Thursday, July 18, 2013


Wow, it's been almost a year since I've posted here. I'm not sure what to say.

It hasn't been busy, so much, at least not on a mundane level; on the level of processing things though I suppose it has been very busy.

And recently, in the past couple of weeks, some things have happened.

The first is that my father has died. He was ninety and had been failing for a long time; he had been in a nursing home since 2006, after a stroke that took away most of his mind. As it was he had had some dementia prior. It was not a surprise, really, his death. Also, before the stroke and the dementia he was an abusive bastard, a hoarder and a control freak who did his very very best to make sure the people around him were as miserable as possible. That sounds harsh I'm sure, but it's true. And I will speak the truth about this.

So I'm not in mourning, not for him. I am in fact quite relieved, and the day after his death I recognized that what I was feeling was in fact freedom, for one of the first times in my life.

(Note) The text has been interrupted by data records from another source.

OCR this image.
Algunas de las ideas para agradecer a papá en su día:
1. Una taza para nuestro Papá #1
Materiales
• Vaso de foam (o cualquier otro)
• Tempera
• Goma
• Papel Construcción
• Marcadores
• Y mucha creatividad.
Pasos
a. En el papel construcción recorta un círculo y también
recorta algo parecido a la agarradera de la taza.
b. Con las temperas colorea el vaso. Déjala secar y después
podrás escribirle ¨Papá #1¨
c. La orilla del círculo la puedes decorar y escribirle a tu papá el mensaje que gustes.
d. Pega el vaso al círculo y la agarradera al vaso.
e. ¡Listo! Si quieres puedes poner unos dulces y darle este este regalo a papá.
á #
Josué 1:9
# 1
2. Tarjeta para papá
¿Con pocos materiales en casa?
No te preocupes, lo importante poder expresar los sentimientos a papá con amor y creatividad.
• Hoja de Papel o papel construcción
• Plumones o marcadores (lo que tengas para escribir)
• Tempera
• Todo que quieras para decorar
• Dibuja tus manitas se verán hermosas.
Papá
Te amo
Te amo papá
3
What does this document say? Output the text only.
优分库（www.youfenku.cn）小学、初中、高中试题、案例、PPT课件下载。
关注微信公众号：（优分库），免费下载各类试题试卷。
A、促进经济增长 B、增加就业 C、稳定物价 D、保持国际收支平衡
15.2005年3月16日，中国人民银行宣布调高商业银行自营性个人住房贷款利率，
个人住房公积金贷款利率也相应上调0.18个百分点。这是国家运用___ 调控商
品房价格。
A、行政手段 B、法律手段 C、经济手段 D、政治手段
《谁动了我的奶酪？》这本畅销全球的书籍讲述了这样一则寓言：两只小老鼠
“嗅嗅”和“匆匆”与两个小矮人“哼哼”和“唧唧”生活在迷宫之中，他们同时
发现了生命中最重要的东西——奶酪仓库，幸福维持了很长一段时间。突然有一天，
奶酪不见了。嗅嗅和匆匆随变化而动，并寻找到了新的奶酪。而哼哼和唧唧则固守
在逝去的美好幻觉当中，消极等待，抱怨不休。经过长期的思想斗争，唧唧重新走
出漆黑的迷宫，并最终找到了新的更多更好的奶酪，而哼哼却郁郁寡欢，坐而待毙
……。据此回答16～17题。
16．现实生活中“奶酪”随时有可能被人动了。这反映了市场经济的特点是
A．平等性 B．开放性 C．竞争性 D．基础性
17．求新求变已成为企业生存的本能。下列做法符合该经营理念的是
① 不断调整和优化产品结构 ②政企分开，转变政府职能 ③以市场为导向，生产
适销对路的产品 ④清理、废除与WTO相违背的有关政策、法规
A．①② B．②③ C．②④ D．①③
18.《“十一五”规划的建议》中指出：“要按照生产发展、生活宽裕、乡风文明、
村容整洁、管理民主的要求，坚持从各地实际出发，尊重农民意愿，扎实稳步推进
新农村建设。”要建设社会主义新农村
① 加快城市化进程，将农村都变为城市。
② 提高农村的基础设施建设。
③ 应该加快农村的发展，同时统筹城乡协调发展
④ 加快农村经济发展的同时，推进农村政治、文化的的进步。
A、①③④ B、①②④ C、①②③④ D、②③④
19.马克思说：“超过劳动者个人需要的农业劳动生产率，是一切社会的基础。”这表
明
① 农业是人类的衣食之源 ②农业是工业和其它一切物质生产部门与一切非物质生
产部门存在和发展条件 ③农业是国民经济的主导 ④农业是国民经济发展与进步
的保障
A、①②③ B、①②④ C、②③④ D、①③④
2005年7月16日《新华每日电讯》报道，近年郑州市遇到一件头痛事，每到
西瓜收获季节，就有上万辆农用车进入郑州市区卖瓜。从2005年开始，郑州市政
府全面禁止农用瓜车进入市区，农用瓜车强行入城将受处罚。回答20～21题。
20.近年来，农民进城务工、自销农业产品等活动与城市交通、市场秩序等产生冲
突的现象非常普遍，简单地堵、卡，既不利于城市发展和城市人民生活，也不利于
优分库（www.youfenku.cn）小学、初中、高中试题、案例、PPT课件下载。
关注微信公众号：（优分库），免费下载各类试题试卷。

But then there's the other thing that has happened, and it is agonizing to watch and to deal with.

One of the cats (there are eight here these days) was looking a bit under the weather a couple weeks ago. For some reason, even though he didn't look that bad it felt urgent, so I brought him to the emergency vet, because they were the only ones open on the Fourth of July.

Turns out Sir Isaac Mewton has a very large mass or tumor in his abdomen.

The local ultrasound person who makes the rounds with the vets here was out of town, on vacation at the time; but the emergency vet (and a couple days later my usual vet) said it's not good. They took x-rays, and even though that doesn't tell as much as an ultrasound would, like for example what it is or what it's growing from, like the stomach, liver, or pancreas, still they could tell it's not good. Even with an ultrasound and knowing what it is, chances aren't good it's something surgery could fix.

So my choices are to track down an ultrasound and based on that decide on surgery, which means subjecting him to another vet ride and procedure and then just possibly surgery. But probably not. Odds are an ultrasound wouldn't tell me anything any better. And he's an oldish cat, twelve years old now. Not very old, but old enough that putting him through major surgery, especially given that he's been sick a while and so weaker than usual, would be a big deal. But most likely surgery wouldn't help.

Or basically let him die, while making him as comfortable as I can, and when the time comes and his suffering is too much, have him put down.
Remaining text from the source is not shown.